June 18th, 2008, 7:53 pm

 

AnotherIsraeliGuy said:

Don’t worry, I am sure March 14 will blow the building up to implicate Syria.

June 18th, 2008, 8:20 pm

 

Shai said:

Here’s an interesting initiative by Harvard university: http://www.abrahampath.org

June 18th, 2008, 8:31 pm

 

AnotherIsraeliGuy said:

Le Monde claims it has obtained information from IAEA that it has confirmed that the Syria site Israel bombed was a nuclear one based on North Korean design. It claims this info is not based on American sources.
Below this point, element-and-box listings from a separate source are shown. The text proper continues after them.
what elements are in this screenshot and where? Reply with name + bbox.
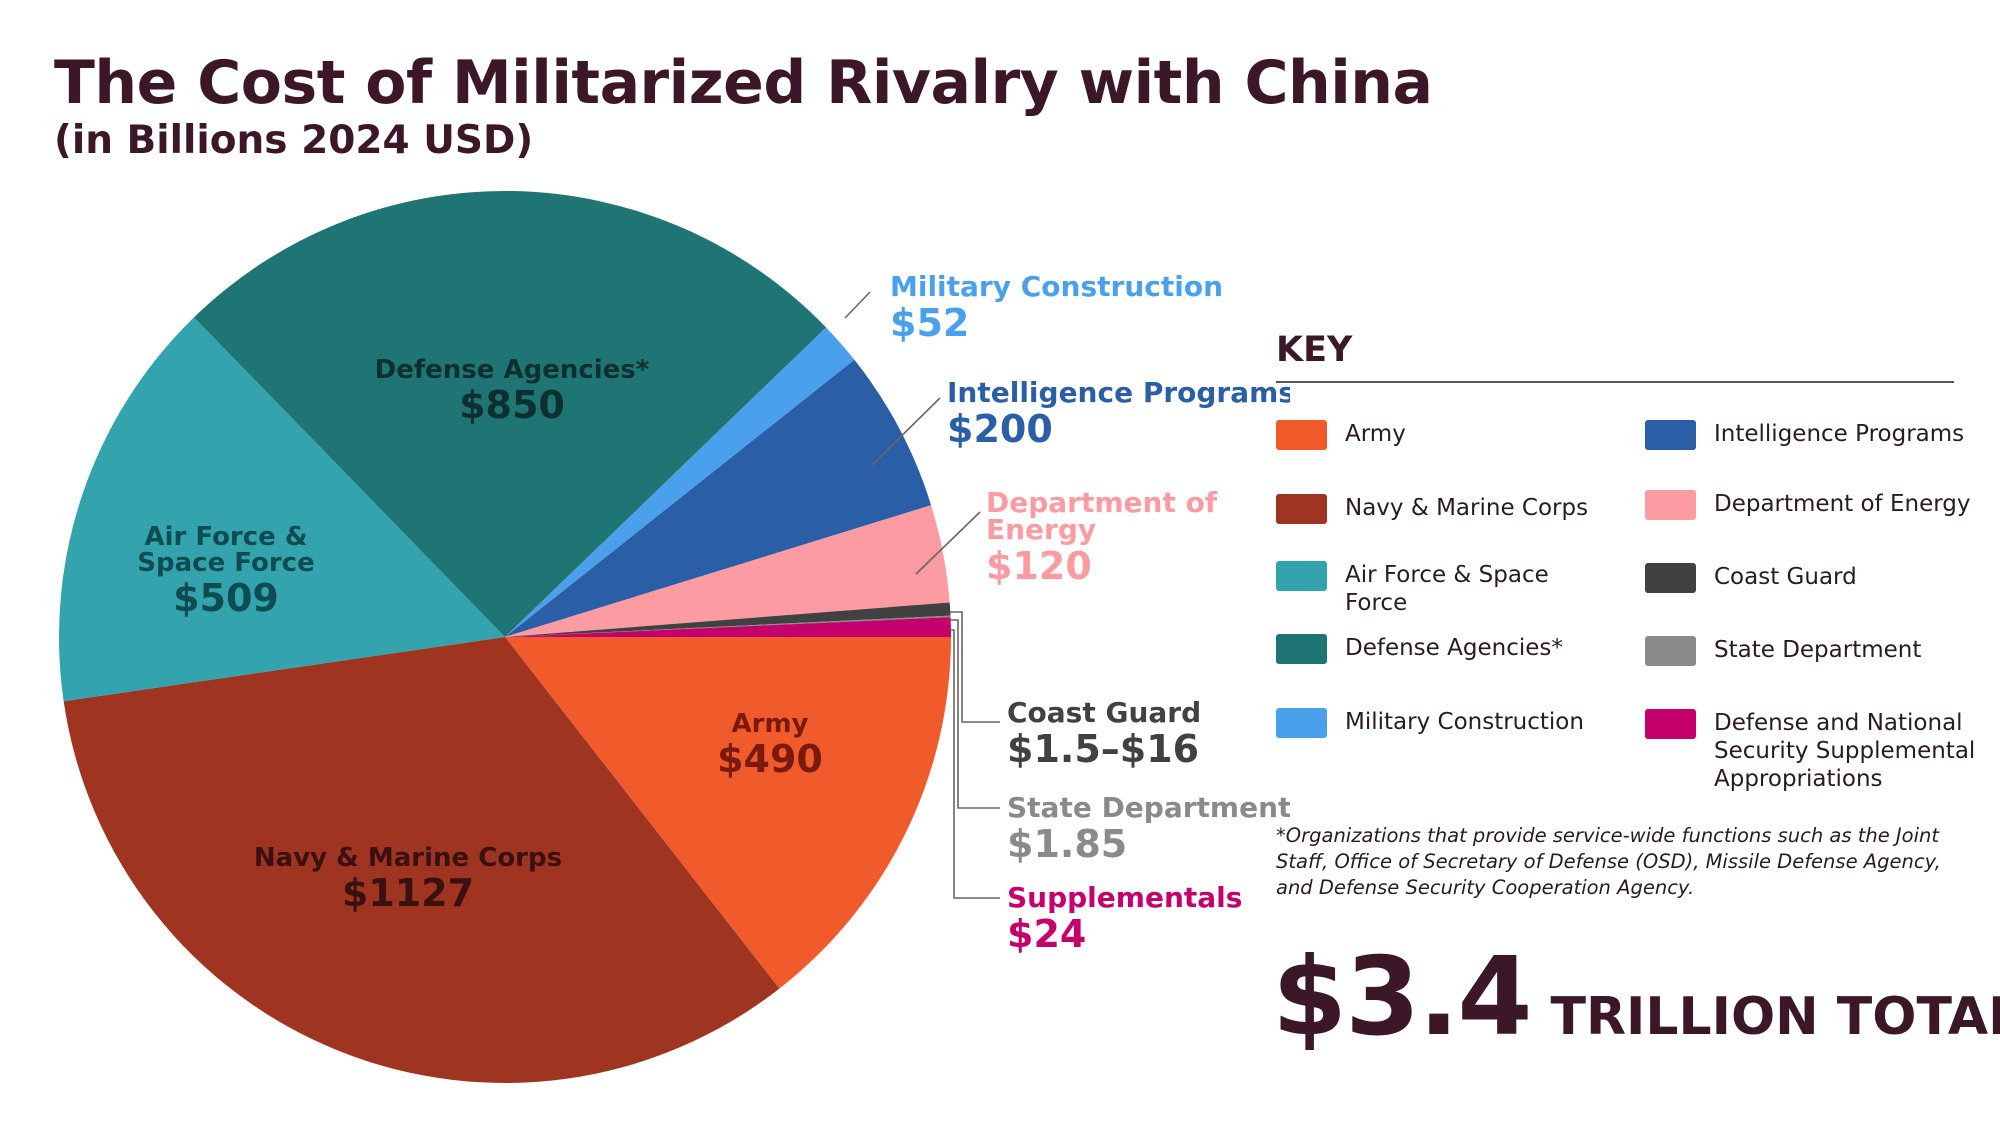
key-item-coast-guard: Coast Guard	[1645, 563, 1984, 593]
key-label: Coast Guard	[1714, 564, 1857, 590]
slice-label-name: Intelligence Programs	[947, 376, 1290, 409]
slice-label-name: Navy & Marine Corps	[254, 843, 562, 873]
pie-slice-army	[505, 637, 951, 989]
slice-label-name: Military Construction	[890, 270, 1223, 303]
key-label: Army	[1345, 421, 1406, 447]
key-label: Intelligence Programs	[1714, 421, 1965, 447]
leader-supplementals	[950, 629, 1000, 899]
key-swatch	[1276, 634, 1327, 664]
pie-slice-defense	[193, 191, 827, 637]
key-swatch	[1645, 563, 1696, 593]
key-swatch	[1276, 420, 1327, 450]
slice-label-name: Energy	[986, 513, 1096, 546]
slice-label-value: $24	[1007, 912, 1086, 956]
pie-slices	[58, 191, 951, 1083]
slice-label-name: Air Force &	[144, 522, 307, 552]
total-amount: $3.4	[1272, 935, 1532, 1060]
key-swatch	[1276, 708, 1327, 738]
slice-label-supp: Supplementals$24	[1007, 881, 1242, 956]
key-label: Military Construction	[1345, 709, 1584, 735]
slice-label-name: Defense Agencies*	[375, 355, 650, 385]
key-label: Defense and National Security Supplement…	[1714, 710, 1976, 792]
key-label: Air Force & Space Force	[1345, 562, 1549, 616]
pie-slice-intel	[505, 359, 932, 637]
slice-label-value: $1127	[342, 871, 474, 915]
slice-label-name: Department of	[986, 486, 1218, 519]
slice-label-milcon: Military Construction$52	[890, 270, 1223, 345]
slice-label-value: $490	[717, 737, 823, 781]
leader-military-construction	[844, 291, 871, 319]
footnote: *Organizations that provide service-wide…	[1276, 824, 1941, 899]
total-unit: TRILLION TOTAL	[1550, 987, 2000, 1047]
slice-label-coast: Coast Guard$1.5–$16	[1007, 696, 1201, 771]
total-summary: $3.4 TRILLION TOTAL	[1272, 935, 2000, 1060]
key-item-energy: Department of Energy	[1645, 490, 1984, 520]
slice-label-defense: Defense Agencies*$850	[375, 355, 650, 427]
key-item-army: Army	[1276, 420, 1615, 450]
key-label: Department of Energy	[1714, 491, 1971, 517]
key-item-intelligence: Intelligence Programs	[1645, 420, 1984, 450]
key-label: Defense Agencies*	[1345, 635, 1563, 661]
key-divider	[1276, 381, 1954, 383]
pie-chart: Army$490 Navy & Marine Corps$1127 Air Forc…	[58, 191, 1290, 1083]
slice-label-navy: Navy & Marine Corps$1127	[254, 843, 562, 915]
leader-coast-guard	[950, 611, 1000, 723]
slice-label-name: Army	[732, 709, 809, 739]
slice-label-value: $52	[890, 301, 969, 345]
slice-label-value: $1.85	[1007, 822, 1127, 866]
key-item-supplementals: Defense and National Security Supplement…	[1645, 709, 1984, 793]
key-item-navy: Navy & Marine Corps	[1276, 494, 1615, 524]
pie-slice-state	[505, 615, 951, 637]
slice-label-name: State Department	[1007, 791, 1290, 824]
key-swatch	[1645, 636, 1696, 666]
pie-slice-milcon	[505, 327, 855, 637]
key-item-air-force: Air Force & Space Force	[1276, 561, 1615, 617]
chart-subtitle: (in Billions 2024 USD)	[54, 118, 534, 163]
slice-label-name: Space Force	[137, 548, 314, 578]
leader-lines	[844, 291, 1000, 899]
pie-slice-supp	[505, 617, 951, 637]
slice-label-value: $200	[947, 407, 1053, 451]
slice-label-value: $850	[459, 383, 565, 427]
key-label: Navy & Marine Corps	[1345, 495, 1589, 521]
slice-label-value: $1.5–$16	[1007, 727, 1199, 771]
key-item-defense-agencies: Defense Agencies*	[1276, 634, 1615, 664]
leader-intelligence	[871, 397, 941, 466]
key-swatch	[1645, 490, 1696, 520]
slice-label-value: $120	[986, 544, 1092, 588]
slice-label-army: Army$490	[717, 709, 823, 781]
key-item-state-department: State Department	[1645, 636, 1984, 666]
chart-title: The Cost of Militarized Rivalry with Chi…	[54, 48, 1433, 118]
slice-label-airforce: Air Force &Space Force$509	[137, 522, 314, 620]
slice-labels: Army$490 Navy & Marine Corps$1127 Air Forc…	[137, 270, 1290, 956]
key-swatch	[1645, 709, 1696, 739]
pie-slice-coast	[505, 602, 951, 637]
pie-slice-airforce	[58, 317, 505, 702]
key-label: State Department	[1714, 637, 1922, 663]
slice-label-name: Supplementals	[1007, 881, 1242, 914]
key-title: KEY	[1276, 330, 1353, 370]
slice-label-intel: Intelligence Programs$200	[947, 376, 1290, 451]
key-swatch	[1645, 420, 1696, 450]
pie-slice-navy	[63, 637, 780, 1083]
slice-label-state: State Department$1.85	[1007, 791, 1290, 866]
leader-energy	[915, 511, 981, 575]
leader-state-department	[950, 619, 1000, 809]
key-swatch	[1276, 494, 1327, 524]
key-swatch	[1276, 561, 1327, 591]
key-item-military-construction: Military Construction	[1276, 708, 1615, 738]
slice-label-value: $509	[173, 576, 279, 620]
slice-label-name: Coast Guard	[1007, 696, 1201, 729]
pie-slice-energy	[505, 505, 950, 637]
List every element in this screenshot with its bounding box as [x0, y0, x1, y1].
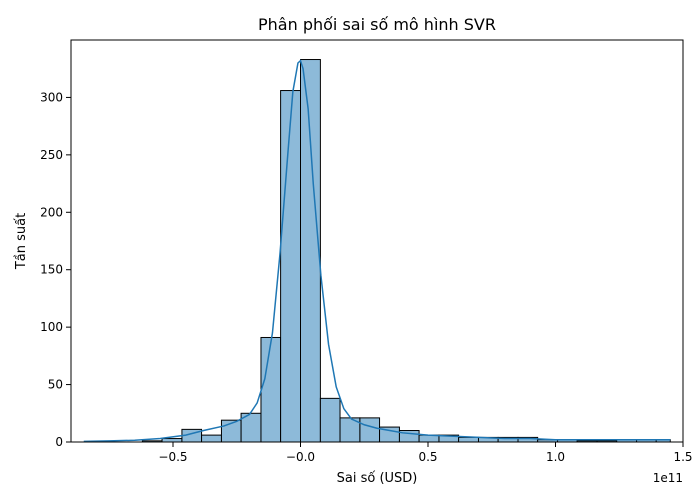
x-tick-label: 1.5 — [673, 450, 692, 464]
x-tick-label: 1.0 — [546, 450, 565, 464]
histogram-bar — [280, 90, 301, 443]
y-tick-label: 50 — [48, 378, 63, 392]
histogram-bar — [359, 417, 381, 443]
x-tick-label: 0.5 — [418, 450, 437, 464]
y-tick-label: 100 — [40, 320, 63, 334]
chart-title: Phân phối sai số mô hình SVR — [258, 15, 496, 34]
histogram-bar — [260, 336, 282, 443]
histogram-bar — [300, 59, 321, 443]
x-tick-label: −0.0 — [286, 450, 315, 464]
histogram-bar — [319, 397, 341, 443]
histogram-bar — [458, 436, 479, 443]
histogram-bar — [201, 434, 222, 443]
y-tick-label: 200 — [40, 205, 63, 219]
y-tick-label: 0 — [55, 435, 63, 449]
y-tick-label: 250 — [40, 148, 63, 162]
x-tick-label: −0.5 — [158, 450, 187, 464]
y-axis-label: Tần suất — [14, 213, 29, 270]
kde-line — [83, 59, 671, 443]
histogram-bar — [161, 438, 183, 443]
x-offset-label: 1e11 — [653, 471, 683, 485]
x-axis-label: Sai số (USD) — [337, 471, 418, 486]
y-tick-label: 300 — [40, 90, 63, 104]
y-tick-label: 150 — [40, 263, 63, 277]
y-ticks-group: 0 50 100 150 200 250 300 — [40, 90, 71, 449]
plot-frame — [70, 39, 684, 443]
x-ticks-group: −0.5 −0.0 0.5 1.0 1.5 — [158, 442, 693, 464]
bars-group — [141, 59, 671, 443]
http://www.lemonde.fr/archives/article/2008/06/18/revelations-sur-la-filiere-nucleaire-secrete-nord-coreenne-en-syrie_1059639_0.html

June 18th, 2008, 8:50 pm

 

majedkhaldoun said:

H.P.
you are right,it has the power to haunt those who are guilty, they will see it in their dreams,and they will wake up in the middle of the night screaming,jumping to open the windows just like what we saw in Ban Al Hara, to eda3shari,they may look menacingly at it, and they may try to blow it out,only to be in more trouble,and they may also get heart attack,hopefully they commit suicide.

June 18th, 2008, 11:42 pm

 

Honest Patriot said:

Ya Majed ya ibn 3ammee, it’s always good to use humor to make life easier and put a few smiles here an there. Salamaat.

June 19th, 2008, 2:06 am

 

Alex said:

Rosner’s Domain / The Joe Lieberman dilemma

WASHINGTON – “Take it from me, elections matter,” said Al Gore, who ran against George W. Bush in 2000 and lost. This was during his endorsement of Barack Obama earlier this week. The expression of support had been expected. But Gore was not alone in 2000: Senator Joe Lieberman, his running mate, also lost. But Lieberman is now backing John McCain. He also agrees that elections matter.

Eight years have passed since they lost that race. During that time, Gore pulled leftward and Lieberman to the right. The man who used to be No. 2 in the Democratic Party is now a thorn in its side. The things Lieberman’s former party colleagues say about him are not always appropriate to quote in a newspaper.